Why do I want it? Although Thompson’s design vocabulary references both British and Nigerian techniques and textiles, he has deftly manipulated each craftsmanship to define a visual language that is distinctly and wonderfully his own. Take, for example, a perfectly cut one-and-a-half breasted jacket, inspired by a photograph of King Charles in a Prince-de-Galles checked suit, which was hand-dyed and painted with a tweed motif according to the Yoruba technique of Adiré. Elsewhere in the collection, an Agbada (a robe worn by the Yoruba people) is reimagined in a flowing, draped indigo-dyed wool – the opposite of the gown’s traditionally structured and stiff silhouette. Yet no garment is caged in either/or cultural heritage: Thompson’s contemporary silhouettes invite the wearer into his world to explore novel references while also encouraging them to adapt his language to their unique lived experience. Just as in space, there are no frontiers.

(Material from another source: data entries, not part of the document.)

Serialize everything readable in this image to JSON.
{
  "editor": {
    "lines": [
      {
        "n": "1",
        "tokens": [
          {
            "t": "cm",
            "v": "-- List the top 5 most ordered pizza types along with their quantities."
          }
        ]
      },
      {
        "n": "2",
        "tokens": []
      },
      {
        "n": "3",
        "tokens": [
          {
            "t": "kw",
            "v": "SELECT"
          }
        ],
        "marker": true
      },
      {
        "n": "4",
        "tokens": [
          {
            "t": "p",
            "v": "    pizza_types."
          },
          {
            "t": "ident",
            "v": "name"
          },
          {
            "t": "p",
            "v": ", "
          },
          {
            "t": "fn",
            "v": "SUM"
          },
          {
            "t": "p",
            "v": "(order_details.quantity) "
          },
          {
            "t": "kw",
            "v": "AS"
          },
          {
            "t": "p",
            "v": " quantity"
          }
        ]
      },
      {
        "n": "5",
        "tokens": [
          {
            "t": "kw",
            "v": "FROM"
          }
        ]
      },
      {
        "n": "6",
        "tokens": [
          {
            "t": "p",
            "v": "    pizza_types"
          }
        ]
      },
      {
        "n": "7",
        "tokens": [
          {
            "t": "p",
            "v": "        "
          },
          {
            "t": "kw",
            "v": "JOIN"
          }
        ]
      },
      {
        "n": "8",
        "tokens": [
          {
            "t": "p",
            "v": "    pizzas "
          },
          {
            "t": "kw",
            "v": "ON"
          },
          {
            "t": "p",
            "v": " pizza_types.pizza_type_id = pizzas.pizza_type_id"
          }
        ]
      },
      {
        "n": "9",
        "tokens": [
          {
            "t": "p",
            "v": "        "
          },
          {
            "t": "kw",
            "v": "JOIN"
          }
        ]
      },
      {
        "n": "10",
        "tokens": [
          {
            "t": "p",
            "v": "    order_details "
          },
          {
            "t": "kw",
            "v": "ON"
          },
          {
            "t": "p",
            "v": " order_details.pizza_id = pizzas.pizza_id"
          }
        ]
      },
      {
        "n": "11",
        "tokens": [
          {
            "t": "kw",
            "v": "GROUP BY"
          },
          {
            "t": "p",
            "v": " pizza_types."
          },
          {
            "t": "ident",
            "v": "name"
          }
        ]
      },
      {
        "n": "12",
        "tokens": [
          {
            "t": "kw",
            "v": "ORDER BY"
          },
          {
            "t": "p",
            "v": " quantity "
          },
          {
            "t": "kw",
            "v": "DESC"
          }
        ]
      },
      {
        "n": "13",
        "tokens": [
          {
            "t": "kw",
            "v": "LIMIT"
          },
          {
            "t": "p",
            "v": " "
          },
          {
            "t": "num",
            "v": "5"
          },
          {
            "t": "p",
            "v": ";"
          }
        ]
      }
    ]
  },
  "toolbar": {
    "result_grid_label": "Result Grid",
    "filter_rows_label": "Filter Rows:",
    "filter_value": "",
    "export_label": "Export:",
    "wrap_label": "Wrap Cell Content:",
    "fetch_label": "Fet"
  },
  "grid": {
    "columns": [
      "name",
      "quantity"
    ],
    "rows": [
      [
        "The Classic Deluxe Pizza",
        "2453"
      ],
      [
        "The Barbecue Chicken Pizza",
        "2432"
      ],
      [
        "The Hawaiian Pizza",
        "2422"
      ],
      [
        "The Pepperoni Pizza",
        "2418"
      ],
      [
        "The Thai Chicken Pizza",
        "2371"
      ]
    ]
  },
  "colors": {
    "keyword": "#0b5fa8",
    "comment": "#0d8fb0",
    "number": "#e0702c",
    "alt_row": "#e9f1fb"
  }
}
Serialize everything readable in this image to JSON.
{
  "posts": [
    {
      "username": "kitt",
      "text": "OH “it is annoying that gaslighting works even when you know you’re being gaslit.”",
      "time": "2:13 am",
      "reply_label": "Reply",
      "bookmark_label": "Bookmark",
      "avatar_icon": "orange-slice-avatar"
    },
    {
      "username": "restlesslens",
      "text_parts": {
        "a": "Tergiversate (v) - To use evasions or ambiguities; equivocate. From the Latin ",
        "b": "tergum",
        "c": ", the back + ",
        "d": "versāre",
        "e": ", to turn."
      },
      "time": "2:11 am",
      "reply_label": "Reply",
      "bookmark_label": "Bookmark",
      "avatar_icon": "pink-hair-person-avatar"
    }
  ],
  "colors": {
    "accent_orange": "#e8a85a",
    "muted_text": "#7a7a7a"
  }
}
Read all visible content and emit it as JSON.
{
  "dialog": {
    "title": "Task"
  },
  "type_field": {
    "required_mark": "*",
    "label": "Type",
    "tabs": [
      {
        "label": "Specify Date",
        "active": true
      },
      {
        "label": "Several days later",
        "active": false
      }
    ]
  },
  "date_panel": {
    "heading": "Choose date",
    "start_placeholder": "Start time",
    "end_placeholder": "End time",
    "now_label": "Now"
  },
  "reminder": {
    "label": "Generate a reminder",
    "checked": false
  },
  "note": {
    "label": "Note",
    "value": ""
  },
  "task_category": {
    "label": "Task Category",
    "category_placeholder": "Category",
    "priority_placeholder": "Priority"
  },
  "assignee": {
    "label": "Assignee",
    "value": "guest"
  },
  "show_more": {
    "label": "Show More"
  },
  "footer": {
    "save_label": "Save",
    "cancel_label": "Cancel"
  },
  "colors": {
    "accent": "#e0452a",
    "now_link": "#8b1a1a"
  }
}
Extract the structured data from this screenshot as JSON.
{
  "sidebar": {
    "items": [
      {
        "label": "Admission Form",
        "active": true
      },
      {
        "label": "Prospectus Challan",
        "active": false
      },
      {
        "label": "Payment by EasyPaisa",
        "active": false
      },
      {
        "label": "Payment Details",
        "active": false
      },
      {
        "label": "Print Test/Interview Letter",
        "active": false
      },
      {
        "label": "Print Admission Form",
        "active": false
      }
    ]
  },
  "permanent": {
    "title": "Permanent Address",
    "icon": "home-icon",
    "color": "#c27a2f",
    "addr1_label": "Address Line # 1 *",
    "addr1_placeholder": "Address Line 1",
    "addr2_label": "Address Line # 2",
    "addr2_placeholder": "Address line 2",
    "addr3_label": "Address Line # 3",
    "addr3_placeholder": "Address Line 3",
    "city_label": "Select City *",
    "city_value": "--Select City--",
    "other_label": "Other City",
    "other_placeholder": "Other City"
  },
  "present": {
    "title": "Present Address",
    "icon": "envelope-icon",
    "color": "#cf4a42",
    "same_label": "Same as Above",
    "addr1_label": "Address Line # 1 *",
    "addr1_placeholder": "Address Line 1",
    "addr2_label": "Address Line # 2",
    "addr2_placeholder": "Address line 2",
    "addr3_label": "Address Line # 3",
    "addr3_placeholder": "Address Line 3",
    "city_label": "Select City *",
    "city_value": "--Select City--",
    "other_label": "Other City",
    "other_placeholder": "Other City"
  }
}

Although the majority of his garments are produced in Nigeria, as the winner of the 2023 International Woolmark Prize, Thompson has worked with suppliers and factories in Italy and Amsterdam to innovate unique wool-silk blends suited to the clement Nigerian weather. “Obviously with a tropical climate, we don’t have a history of knitwear,” he laughs. “It’s not, for now, a thriving business.” The bronze hardware and embellishments adorning the textiles are, however, handcrafted by artisans in Benin, for whom the designer has the utmost respect for “their history, their knowledge, their discipline.”  

As Thompson looks to grow Lagos Space Programme with more accessible offerings, like T-shirts and hoodies, he is quick to reiterate that, despite mixing with other cultures, “the shapes and silhouettes are very much Nigerian.” “I’m always going to be exploring this alternate African narrative. I’m proud of it and want to share where I come from. It’s myself. It’s my life.” 

Where can I find it? Lagos Space Programme is available at Alara Lagos, HNW, Adekuver, and Browns.